Wednesday, November 7, 2012

In the Quiet

The wind whistles around my house, giving it a "whirring" caress.  The family is all off in different directions.  Faithful dog lies beside me, always protecting, always being my companion.  Independent feline lies just above me, on the sofa back, to "be" with me, on her terms.  And I listen.  

All I hear is the sounds of whirling wind, and nothing more.  I know there is snow swirling, because I saw it with my own delighted eyes this afternoon.  But now, in the dark, and the quiet, I am just sitting in my noise-less cocoon.  And thinking.

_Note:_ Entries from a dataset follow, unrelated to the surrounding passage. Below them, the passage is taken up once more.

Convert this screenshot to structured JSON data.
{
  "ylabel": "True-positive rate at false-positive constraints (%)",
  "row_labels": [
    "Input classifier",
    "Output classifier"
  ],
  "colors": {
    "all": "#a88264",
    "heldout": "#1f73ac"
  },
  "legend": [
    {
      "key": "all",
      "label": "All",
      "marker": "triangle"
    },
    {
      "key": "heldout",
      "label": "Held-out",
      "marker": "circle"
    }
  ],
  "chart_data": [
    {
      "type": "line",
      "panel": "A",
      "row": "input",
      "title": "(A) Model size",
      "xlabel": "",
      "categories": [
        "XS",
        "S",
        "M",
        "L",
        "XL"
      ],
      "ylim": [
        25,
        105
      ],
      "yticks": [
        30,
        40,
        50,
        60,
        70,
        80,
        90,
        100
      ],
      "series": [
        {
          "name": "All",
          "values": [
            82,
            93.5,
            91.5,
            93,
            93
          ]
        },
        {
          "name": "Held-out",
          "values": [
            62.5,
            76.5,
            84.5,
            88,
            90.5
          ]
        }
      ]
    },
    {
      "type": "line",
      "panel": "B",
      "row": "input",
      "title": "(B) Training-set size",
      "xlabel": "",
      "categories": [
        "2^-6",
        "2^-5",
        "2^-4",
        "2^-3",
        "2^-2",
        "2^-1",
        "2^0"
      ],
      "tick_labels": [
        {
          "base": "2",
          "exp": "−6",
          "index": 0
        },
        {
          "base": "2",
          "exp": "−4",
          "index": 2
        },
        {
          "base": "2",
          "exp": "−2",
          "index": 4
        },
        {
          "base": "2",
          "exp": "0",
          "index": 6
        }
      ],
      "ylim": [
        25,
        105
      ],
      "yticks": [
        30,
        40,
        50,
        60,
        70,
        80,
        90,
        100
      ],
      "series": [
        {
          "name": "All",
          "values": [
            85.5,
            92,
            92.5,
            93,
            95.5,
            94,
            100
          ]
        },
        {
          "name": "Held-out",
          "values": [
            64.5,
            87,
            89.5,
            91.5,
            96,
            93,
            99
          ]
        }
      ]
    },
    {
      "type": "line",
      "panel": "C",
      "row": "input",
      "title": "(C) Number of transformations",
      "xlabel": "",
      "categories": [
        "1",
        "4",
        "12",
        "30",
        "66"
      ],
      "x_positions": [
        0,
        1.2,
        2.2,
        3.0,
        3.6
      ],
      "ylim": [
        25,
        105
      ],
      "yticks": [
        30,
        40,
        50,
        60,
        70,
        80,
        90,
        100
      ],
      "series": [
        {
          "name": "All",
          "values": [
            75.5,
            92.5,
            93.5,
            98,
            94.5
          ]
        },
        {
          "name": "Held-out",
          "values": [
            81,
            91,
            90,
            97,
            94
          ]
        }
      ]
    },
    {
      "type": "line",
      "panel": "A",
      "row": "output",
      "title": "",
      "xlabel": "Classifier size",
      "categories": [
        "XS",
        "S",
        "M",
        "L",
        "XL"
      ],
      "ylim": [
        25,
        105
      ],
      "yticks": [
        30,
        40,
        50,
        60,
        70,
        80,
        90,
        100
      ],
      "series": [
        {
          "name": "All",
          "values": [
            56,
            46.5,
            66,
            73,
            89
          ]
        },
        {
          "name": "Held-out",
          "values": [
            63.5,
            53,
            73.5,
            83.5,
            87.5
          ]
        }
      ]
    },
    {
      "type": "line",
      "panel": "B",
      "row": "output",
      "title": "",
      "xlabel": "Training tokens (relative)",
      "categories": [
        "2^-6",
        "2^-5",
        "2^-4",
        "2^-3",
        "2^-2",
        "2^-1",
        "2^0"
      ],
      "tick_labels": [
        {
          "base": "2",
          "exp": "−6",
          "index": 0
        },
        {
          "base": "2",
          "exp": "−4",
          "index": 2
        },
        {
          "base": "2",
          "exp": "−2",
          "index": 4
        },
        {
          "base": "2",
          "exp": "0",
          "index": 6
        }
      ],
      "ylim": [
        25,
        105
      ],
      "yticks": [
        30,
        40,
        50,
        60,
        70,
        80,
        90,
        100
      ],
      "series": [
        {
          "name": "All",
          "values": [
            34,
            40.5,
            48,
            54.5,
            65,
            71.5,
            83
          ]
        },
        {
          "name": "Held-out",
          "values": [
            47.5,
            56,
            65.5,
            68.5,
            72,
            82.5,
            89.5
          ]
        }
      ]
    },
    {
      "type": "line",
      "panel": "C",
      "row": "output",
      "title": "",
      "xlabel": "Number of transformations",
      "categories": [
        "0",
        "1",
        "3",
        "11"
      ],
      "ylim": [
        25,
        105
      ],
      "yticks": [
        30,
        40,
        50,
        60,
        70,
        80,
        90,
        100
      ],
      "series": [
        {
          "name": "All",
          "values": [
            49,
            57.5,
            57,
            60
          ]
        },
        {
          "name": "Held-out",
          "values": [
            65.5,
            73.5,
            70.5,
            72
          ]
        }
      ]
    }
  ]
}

Father, do I get too busy to listen for you sometimes?  Do I miss what you are trying to say to me because I have more sounds around than necessary?  I know that when I do that, sometimes, I become anxious over things that I have not been called to be anxious over.  But I do it any way.  Sitting here, listening to almost silence, I hear you calling.  I hear you telling me that you have it all under control and that I can rest in you.  Why do I let myself ever get away from that Lord?  Why do I choose my own answers and my own solutions, and all of the clamor that goes with that.

I fear it has to do with my lack of trust in your Lord.  I dread the thought that that is true, but as it tumbles around in my small mind, I see truth in it.  I say I trust in you.  I believe that I trust in you.  But then, when things are broken, I go around, in all of my own power and strength, spinning up whirlwinds of my own, trying to make it all right.

Father, teach me to trust you.  To look for the quiet, and to turn my attentions purely toward you.  Remind me to make the time to focus on you, and you alone.  In the quiet.  In my quiet.  In Your quiet.  Lord, bring me to the Quiet, and meet me there.